Monkeypox: “Hey COVID. Hold My Beer.”

Kollman & Saucier
Kollman & Saucier

The recent outbreak of monkeypox creates an issue for employers whose employees, especially healthcare workers, are more susceptible to contracting the virus.

First, what is monkeypox?  Per the CDC, monkeypox is a rare disease caused by infection with the monkeypox virus.  The monkeypox virus is part of the same family of viruses as variola virus, the virus that causes smallpox. Monkeypox symptoms are similar to smallpox symptoms, but milder, and monkeypox is rarely fatal.  Monkeypox is not related to chickenpox.

Monkeypox was discovered in 1958 when two outbreaks of a pox-like disease occurred in colonies of monkeys kept for research.  Despite being named “monkeypox,” the source of the disease remains unknown.  African rodents and non-human primates (like monkeys) might harbor the virus and infect people.

The first human case of monkeypox was recorded in 1970.  Prior to the 2022 outbreak, monkeypox had been reported in several central and western African countries. Previously, almost all monkeypox cases in people outside of Africa were linked to international travel to countries where the disease commonly occurs or through imported animals. 
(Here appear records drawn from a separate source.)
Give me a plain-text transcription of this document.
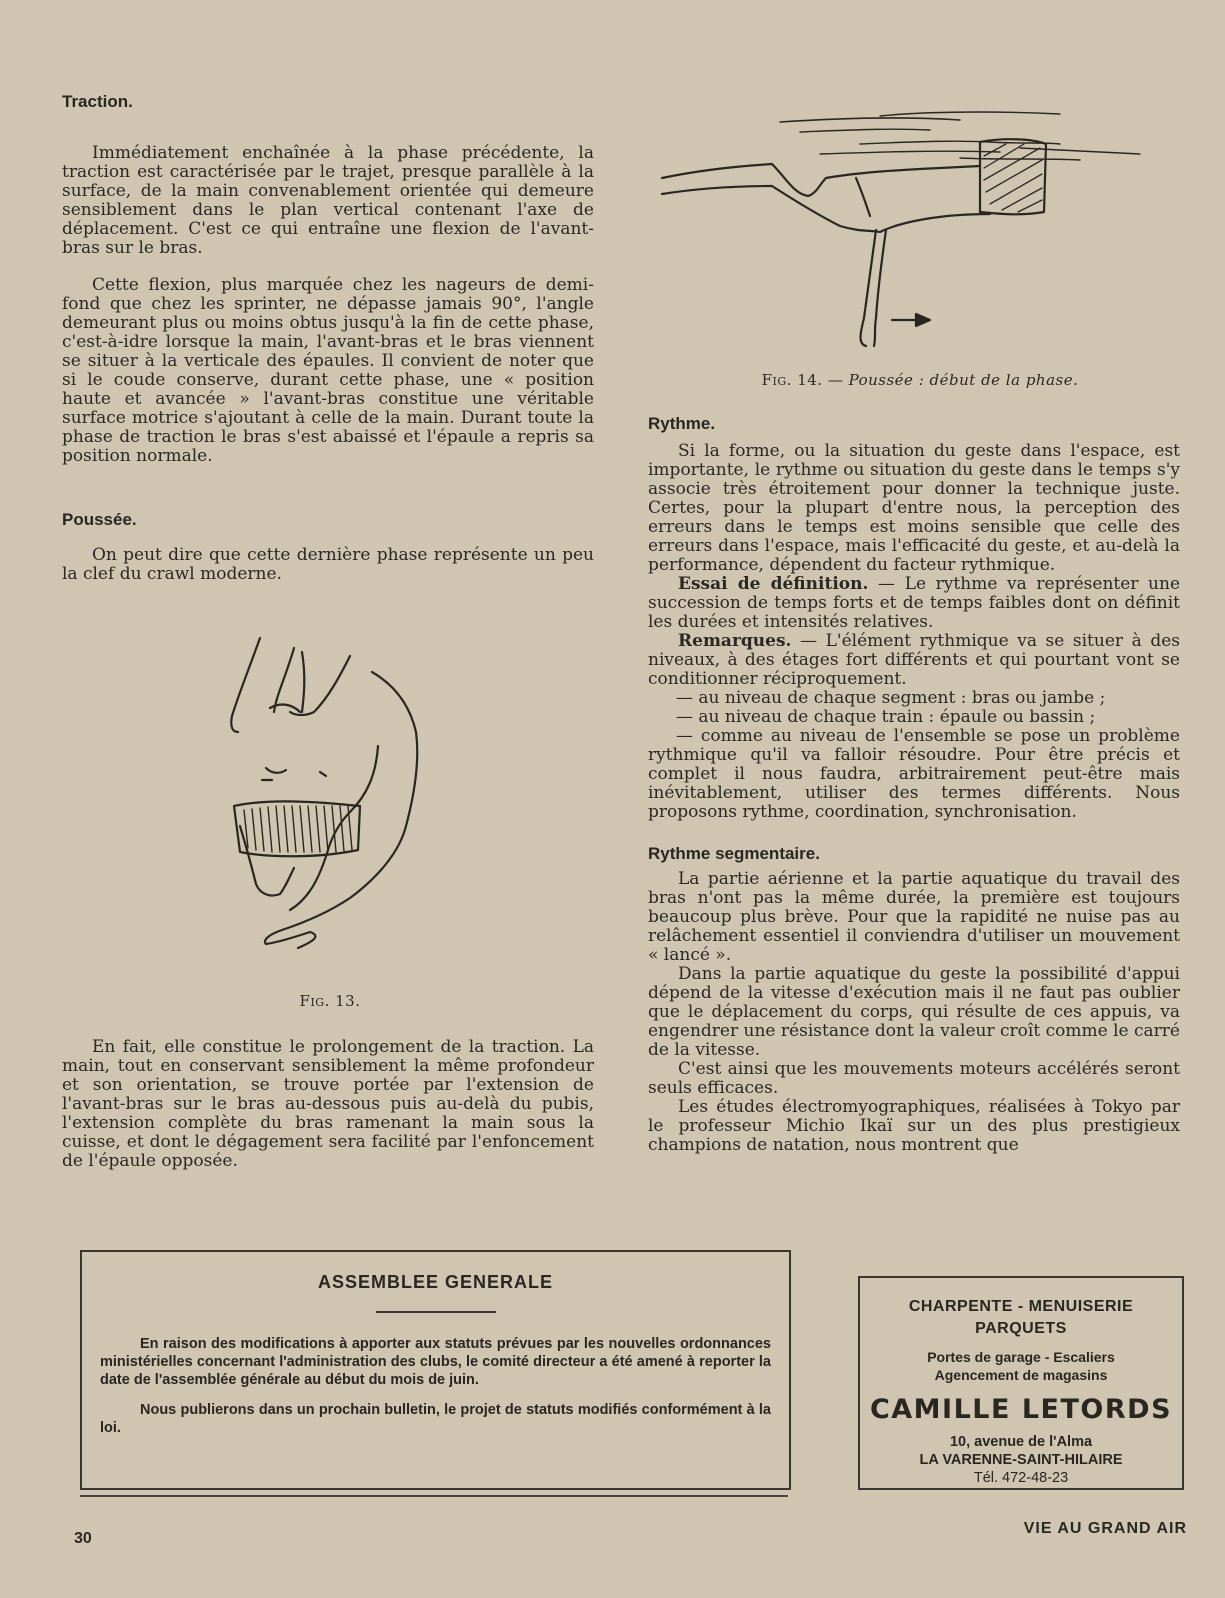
Traction.

Immédiatement enchaînée à la phase précédente, la traction est caractérisée par le trajet, presque parallèle à la surface, de la main convenablement orientée qui demeure sensiblement dans le plan vertical contenant l'axe de déplacement. C'est ce qui entraîne une flexion de l'avant-bras sur le bras.

Cette flexion, plus marquée chez les nageurs de demi-fond que chez les sprinter, ne dépasse jamais 90°, l'angle demeurant plus ou moins obtus jusqu'à la fin de cette phase, c'est-à-idre lorsque la main, l'avant-bras et le bras viennent se situer à la verticale des épaules. Il convient de noter que si le coude conserve, durant cette phase, une « position haute et avancée » l'avant-bras constitue une véritable surface motrice s'ajoutant à celle de la main. Durant toute la phase de traction le bras s'est abaissé et l'épaule a repris sa position normale.

Poussée.

On peut dire que cette dernière phase représente un peu la clef du crawl moderne.

Fig. 13.

En fait, elle constitue le prolongement de la traction. La main, tout en conservant sensiblement la même profondeur et son orientation, se trouve portée par l'extension de l'avant-bras sur le bras au-dessous puis au-delà du pubis, l'extension complète du bras ramenant la main sous la cuisse, et dont le dégagement sera facilité par l'enfoncement de l'épaule opposée.

Fig. 14. — Poussée : début de la phase.
Rythme.

Si la forme, ou la situation du geste dans l'espace, est importante, le rythme ou situation du geste dans le temps s'y associe très étroitement pour donner la technique juste. Certes, pour la plupart d'entre nous, la perception des erreurs dans le temps est moins sensible que celle des erreurs dans l'espace, mais l'efficacité du geste, et au-delà la performance, dépendent du facteur rythmique.

Essai de définition. — Le rythme va représenter une succession de temps forts et de temps faibles dont on définit les durées et intensités relatives.

Remarques. — L'élément rythmique va se situer à des niveaux, à des étages fort différents et qui pourtant vont se conditionner réciproquement.

— au niveau de chaque segment : bras ou jambe ;

— au niveau de chaque train : épaule ou bassin ;

— comme au niveau de l'ensemble se pose un problème rythmique qu'il va falloir résoudre. Pour être précis et complet il nous faudra, arbitrairement peut-être mais inévitablement, utiliser des termes différents. Nous proposons rythme, coordination, synchronisation.

Rythme segmentaire.

La partie aérienne et la partie aquatique du travail des bras n'ont pas la même durée, la première est toujours beaucoup plus brève. Pour que la rapidité ne nuise pas au relâchement essentiel il conviendra d'utiliser un mouvement « lancé ».

Dans la partie aquatique du geste la possibilité d'appui dépend de la vitesse d'exécution mais il ne faut pas oublier que le déplacement du corps, qui résulte de ces appuis, va engendrer une résistance dont la valeur croît comme le carré de la vitesse.

C'est ainsi que les mouvements moteurs accélérés seront seuls efficaces.

Les études électromyographiques, réalisées à Tokyo par le professeur Michio Ikaï sur un des plus prestigieux champions de natation, nous montrent que

ASSEMBLEE GENERALE

En raison des modifications à apporter aux statuts prévues par les nouvelles ordonnances ministérielles concernant l'administration des clubs, le comité directeur a été amené à reporter la date de l'assemblée générale au début du mois de juin.

Nous publierons dans un prochain bulletin, le projet de statuts modifiés conformément à la loi.

CHARPENTE - MENUISERIE
PARQUETS
Portes de garage - Escaliers
Agencement de magasins
CAMILLE LETORDS
10, avenue de l'Alma
LA VARENNE-SAINT-HILAIRE
Tél. 472-48-23
30
VIE AU GRAND AIR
As of August 17, there were 13,517 confirmed cases in the U.S., according to the Centers for Disease Control and Prevention (CDC), with Wyoming being the only state thus far without a reported case.  California and New York report the highest numbers, both around 2500 cases.  The rate of infection is increasing each day.  Globally, there are nearly 40,000 cases.

Monkeypox is spread through close contact (sexual contact; hugging; massage; kissing; prolonged face-to-face contact) with someone who has symptoms, as well as by touching items that have touched the infectious rash or body fluids, like unwashed bedding and towels, or sharing cups and plates that came in contact with the infectious rash or body fluids.  It is not transmitted through casual, brief conversations or walking by someone in a grocery store, according to the California Department of Public Health, which has a monkeypox communications toolkit.

The Mayo Clinic confirms the general public is not at high risk of contracting the virus but employers should be aware of how it is spread and preventive measures they can take, such as providing protective gear (gloves and gowns) to workers who touch skin directly or handled soiled linens.

Symptoms of monkeypox include:

  • Fever
  • Skin rash (the tell-tale symptom, it seems)
  • Headache
  • Muscle aches and backaches
  • Chills
  • Tiredness
  • Swollen lymph nodes

While many of the cases reported in the U.S. have been among men who have sex with men, the CDC is making clear that anyone can get monkeypox regardless of a patient’s travel history, gender identity or sexual orientation.

An employee who is diagnosed with monkeypox should isolate at home until cleared by a local public health authority, and the CDC is advising anyone with a new rash or any symptoms of monkeypox to contact their health care provider.  Individuals who are exposed to a known case should be informed, as they are recommended to receive a vaccine for post-exposure prophylaxis.  Vaccines given within 4 days of the exposure often prevent infection, and those given within 14 days can prevent severe illness. Monkeypox symptoms typically start within 3 weeks after an individual is exposed to the virus, and last two to four weeks.  As of now, employers are not able to require or request vaccinations in higher risk positions because the vaccine is in such short supply.

Assuming that monkeypox takes a similar trajectory as COVID-19, employers will likely soon find themselves needing to handle: employee education, preventing infection in the workplace; discrimination issues based on gender identity, race or national origin; adjustments to sick leave and telework policies as may be warranted, among other issues.  As with COVID-19, our attorneys are ready to assist our clients with whatever may come from monkeypox’s impact in the workplace.